Asteroid collisions are energetic, with an average impact speed of more than 11,000 miles per hour--five times faster than a rifle bullet. The main nucleus of P/2010 A2 would be the surviving remnant of this so-called hypervelocity collision.
Right: A full-context view of P/2010 A2. Credit: NASA, ESA, and D. Jewitt (University of California, Los Angeles). Photo No. STScI-2010-07 [larger image]
"The filamentary appearance of P/2010 A2 is different from anything seen in Hubble images of normal comets, consistent with the action of a different process," Jewitt says. An impact origin also would be consistent with the absence of gas in spectra recorded using ground-based telescopes.
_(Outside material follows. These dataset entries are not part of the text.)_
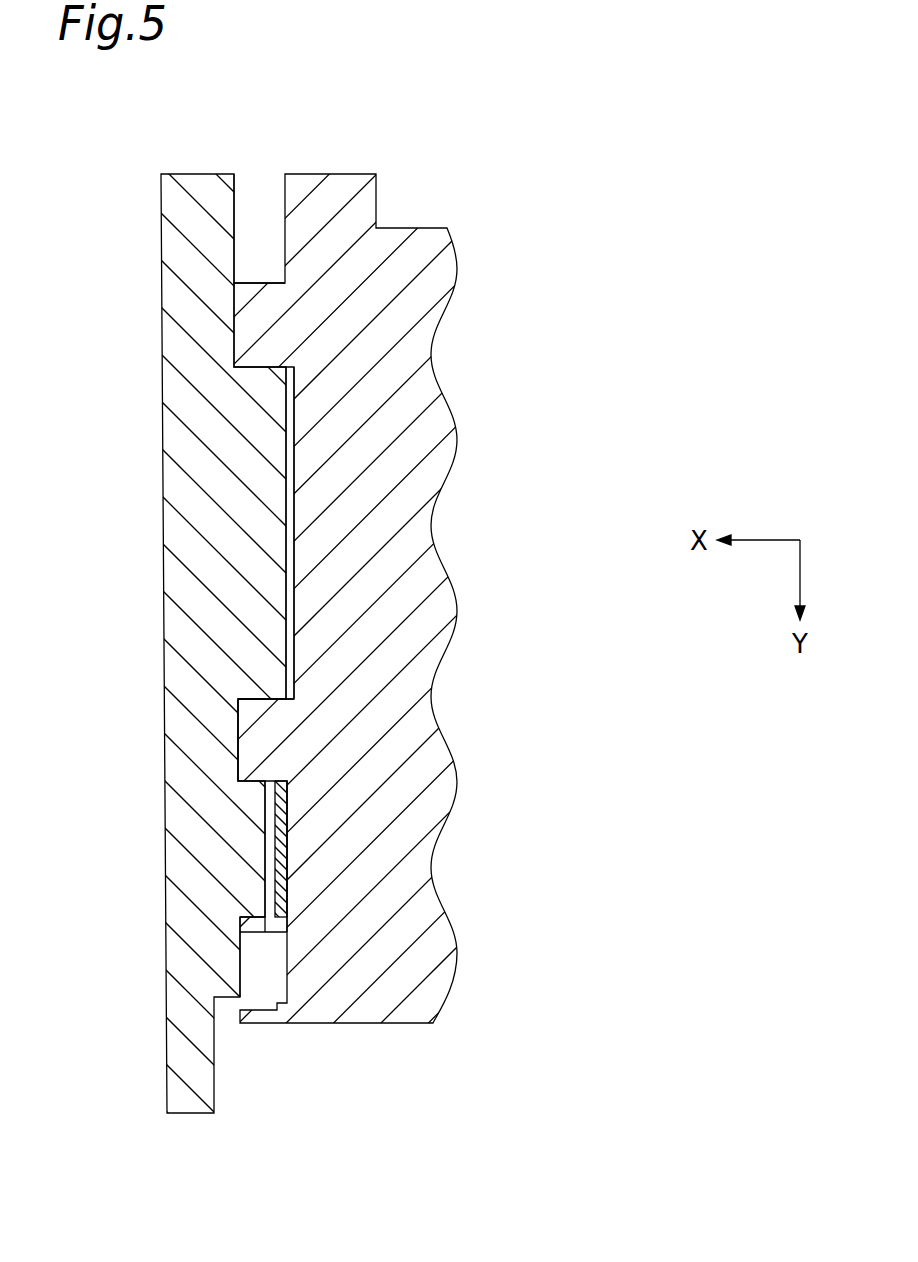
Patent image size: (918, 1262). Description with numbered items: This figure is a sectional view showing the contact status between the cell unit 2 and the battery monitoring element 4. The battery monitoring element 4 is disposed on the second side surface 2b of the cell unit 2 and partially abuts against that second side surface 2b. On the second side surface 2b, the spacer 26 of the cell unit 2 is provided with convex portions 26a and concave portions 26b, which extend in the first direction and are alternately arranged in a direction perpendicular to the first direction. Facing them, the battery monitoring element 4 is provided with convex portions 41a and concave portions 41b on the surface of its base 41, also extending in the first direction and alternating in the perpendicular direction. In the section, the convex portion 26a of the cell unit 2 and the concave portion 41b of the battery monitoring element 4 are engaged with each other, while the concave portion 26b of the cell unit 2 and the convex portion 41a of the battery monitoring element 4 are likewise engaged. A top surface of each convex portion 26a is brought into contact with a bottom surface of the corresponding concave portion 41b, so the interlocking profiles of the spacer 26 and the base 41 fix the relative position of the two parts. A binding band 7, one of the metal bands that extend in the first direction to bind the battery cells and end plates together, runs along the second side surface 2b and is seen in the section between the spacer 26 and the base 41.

The cell unit 2 is at (413, 224).
The second side surface 2b is at (284, 557).
The battery monitoring element 4 is at (158, 210).
The binding band 7 is at (275, 862).
The spacer 26 is at (416, 353).
The convex portion 26a is at (260, 295).
The concave portion 26b is at (296, 507).
The base 41 is at (170, 295).
The convex portion 41a is at (273, 393).
The concave portion 41b is at (238, 222).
The asteroid belt contains abundant evidence of ancient collisions that have shattered precursor bodies into fragments. The orbit of P/2010 A2 is consistent with membership in the Flora asteroid family, produced by collisional shattering more than 100 million years ago. One fragment of that ancient smashup may have struck Earth 65 million years ago, triggering a mass extinction that wiped out the dinosaurs. But no such asteroid-asteroid collision has been caught "in the act"--until now.
At the time of the Hubble observations, the object was approximately 180 million miles from the sun and 90 million miles from Earth. The Hubble images were recorded with the new Wide Field Camera 3 (WFC3).